Last question: Would you please give us notice before switching off the Kyber stuff so we can turn those off before that impacts our CI again (both at OQS and at OpenSSL)? Or would you recommend we rather remove them right away?

I'll send an email to the tls wg mailinglist before we switch off X25519Kyber768Draft00 (0x6399). I'd be surprised if that happens before mid 2025.

[mattcaswell]

No, not yet, we did not finish the planning yet. @nhorman can you please link the issue for hybrid ml-kem once it is opened?

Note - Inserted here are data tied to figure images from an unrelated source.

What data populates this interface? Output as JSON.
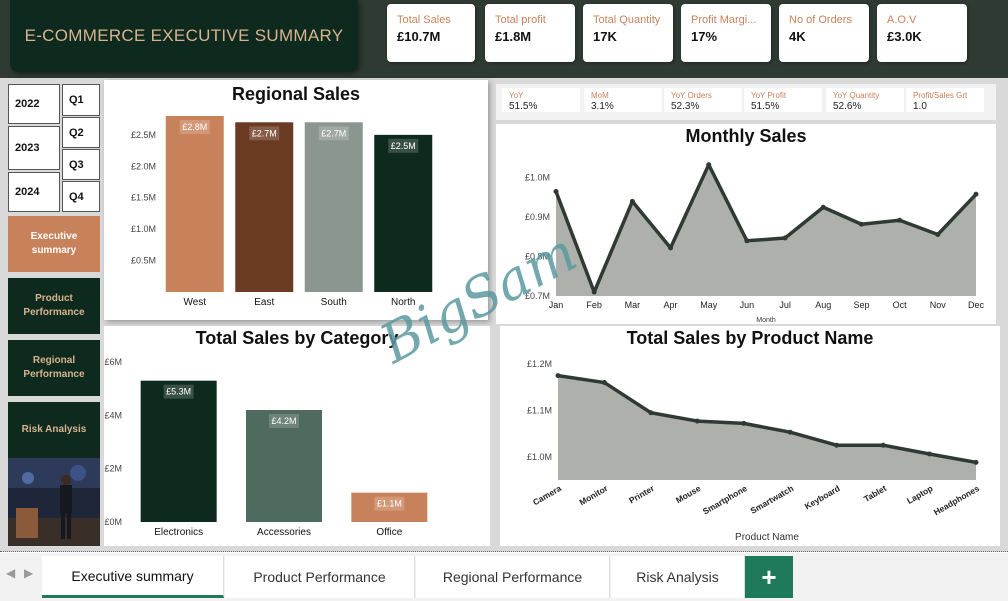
{
  "header": {
    "title": "E-COMMERCE EXECUTIVE SUMMARY"
  },
  "kpis": [
    {
      "label": "Total Sales",
      "value": "£10.7M"
    },
    {
      "label": "Total profit",
      "value": "£1.8M"
    },
    {
      "label": "Total Quantity",
      "value": "17K"
    },
    {
      "label": "Profit Margi...",
      "value": "17%"
    },
    {
      "label": "No of Orders",
      "value": "4K"
    },
    {
      "label": "A.O.V",
      "value": "£3.0K"
    }
  ],
  "growth": [
    {
      "label": "YoY",
      "value": "51.5%"
    },
    {
      "label": "MoM",
      "value": "3.1%"
    },
    {
      "label": "YoY Orders",
      "value": "52.3%"
    },
    {
      "label": "YoY Profit",
      "value": "51.5%"
    },
    {
      "label": "YoY Quantity",
      "value": "52.6%"
    },
    {
      "label": "Profit/Sales Grt",
      "value": "1.0"
    }
  ],
  "slicers": {
    "years": [
      "2022",
      "2023",
      "2024"
    ],
    "quarters": [
      "Q1",
      "Q2",
      "Q3",
      "Q4"
    ]
  },
  "nav": [
    {
      "label": "Executive summary",
      "color": "#c8825b",
      "text": "#ffffff"
    },
    {
      "label": "Product Performance",
      "color": "#0e2a1e",
      "text": "#d8b38f"
    },
    {
      "label": "Regional Performance",
      "color": "#0e2a1e",
      "text": "#d8b38f"
    },
    {
      "label": "Risk Analysis",
      "color": "#0e2a1e",
      "text": "#d8b38f"
    }
  ],
  "watermark": "BigSam",
  "chart_data": [
    {
      "type": "bar",
      "title": "Regional Sales",
      "categories": [
        "West",
        "East",
        "South",
        "North"
      ],
      "values": [
        2.8,
        2.7,
        2.7,
        2.5
      ],
      "labels": [
        "£2.8M",
        "£2.7M",
        "£2.7M",
        "£2.5M"
      ],
      "colors": [
        "#c8825b",
        "#6b3a22",
        "#8c9690",
        "#0e2a1e"
      ],
      "yticks": [
        "£0.5M",
        "£1.0M",
        "£1.5M",
        "£2.0M",
        "£2.5M"
      ],
      "ytick_values": [
        0.5,
        1.0,
        1.5,
        2.0,
        2.5
      ],
      "ylim": [
        0,
        2.8
      ],
      "grid": false
    },
    {
      "type": "area",
      "title": "Monthly Sales",
      "xlabel": "Month",
      "x": [
        "Jan",
        "Feb",
        "Mar",
        "Apr",
        "May",
        "Jun",
        "Jul",
        "Aug",
        "Sep",
        "Oct",
        "Nov",
        "Dec"
      ],
      "values": [
        0.965,
        0.71,
        0.94,
        0.822,
        1.033,
        0.84,
        0.847,
        0.925,
        0.882,
        0.892,
        0.856,
        0.958
      ],
      "yticks": [
        "£0.7M",
        "£0.8M",
        "£0.9M",
        "£1.0M"
      ],
      "ytick_values": [
        0.7,
        0.8,
        0.9,
        1.0
      ],
      "ylim": [
        0.7,
        1.05
      ],
      "color": "#aeb0ac",
      "line": "#2f3a33"
    },
    {
      "type": "bar",
      "title": "Total Sales by Category",
      "categories": [
        "Electronics",
        "Accessories",
        "Office"
      ],
      "values": [
        5.3,
        4.2,
        1.1
      ],
      "labels": [
        "£5.3M",
        "£4.2M",
        "£1.1M"
      ],
      "colors": [
        "#0e2a1e",
        "#4f6a5e",
        "#c8825b"
      ],
      "yticks": [
        "£0M",
        "£2M",
        "£4M",
        "£6M"
      ],
      "ytick_values": [
        0,
        2,
        4,
        6
      ],
      "ylim": [
        0,
        6
      ],
      "grid": false
    },
    {
      "type": "area",
      "title": "Total Sales by Product Name",
      "xlabel": "Product Name",
      "x": [
        "Camera",
        "Monitor",
        "Printer",
        "Mouse",
        "Smartphone",
        "Smartwatch",
        "Keyboard",
        "Tablet",
        "Laptop",
        "Headphones"
      ],
      "values": [
        1.175,
        1.16,
        1.095,
        1.077,
        1.072,
        1.053,
        1.025,
        1.025,
        1.006,
        0.988
      ],
      "yticks": [
        "£1.0M",
        "£1.1M",
        "£1.2M"
      ],
      "ytick_values": [
        1.0,
        1.1,
        1.2
      ],
      "ylim": [
        0.95,
        1.2
      ],
      "color": "#aeb0ac",
      "line": "#2f3a33"
    }
  ],
  "tabs": [
    {
      "label": "Executive summary",
      "active": true
    },
    {
      "label": "Product Performance",
      "active": false
    },
    {
      "label": "Regional Performance",
      "active": false
    },
    {
      "label": "Risk Analysis",
      "active": false
    }
  ],
  "add_tab": "+"
}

In the meantime you might be interested in our Proof-of-concept work with ML-KEM (this is likely to be replaced by subsequent work, so won't be merged):

#25403

We recently created an ml-kem feature branch. There are no pull requests against it yet, but when there are you will be able to see a list of them here:

https://github.com/openssl/openssl/pulls?q=is%3Apr+is%3Aopen+base%3Afeature%2Fml-kem

[BugOfBugs]

t8m n't going to support Kyber

Why?

[baentsch]

t8m n't going to support Kyber

Why?

As @t8m mentioned, Kyber is not a standardized algorithm; ML-KEM is.

[BugOfBugs]

Did not mention "standard". Mentioned "draft". So, refusal should be not terminal. Should add "yet".
Will implement, when becomes standard?

[paulidale]

No, it is terminal. The project has a policy that mandates that only algorithms standardised at a national or international level will be accepted. The drafts will never be standardised and thus will not be accepted.

[BugOfBugs]

Why not standardise?

[mattcaswell]

Why not standardise?

They have standardised. The standard based on Kyber is now called ML-KEM which we are implementing here:

#25848

Hence this issue is closed. We won't implement Kyber, we will implement the standardised version ML-KEM.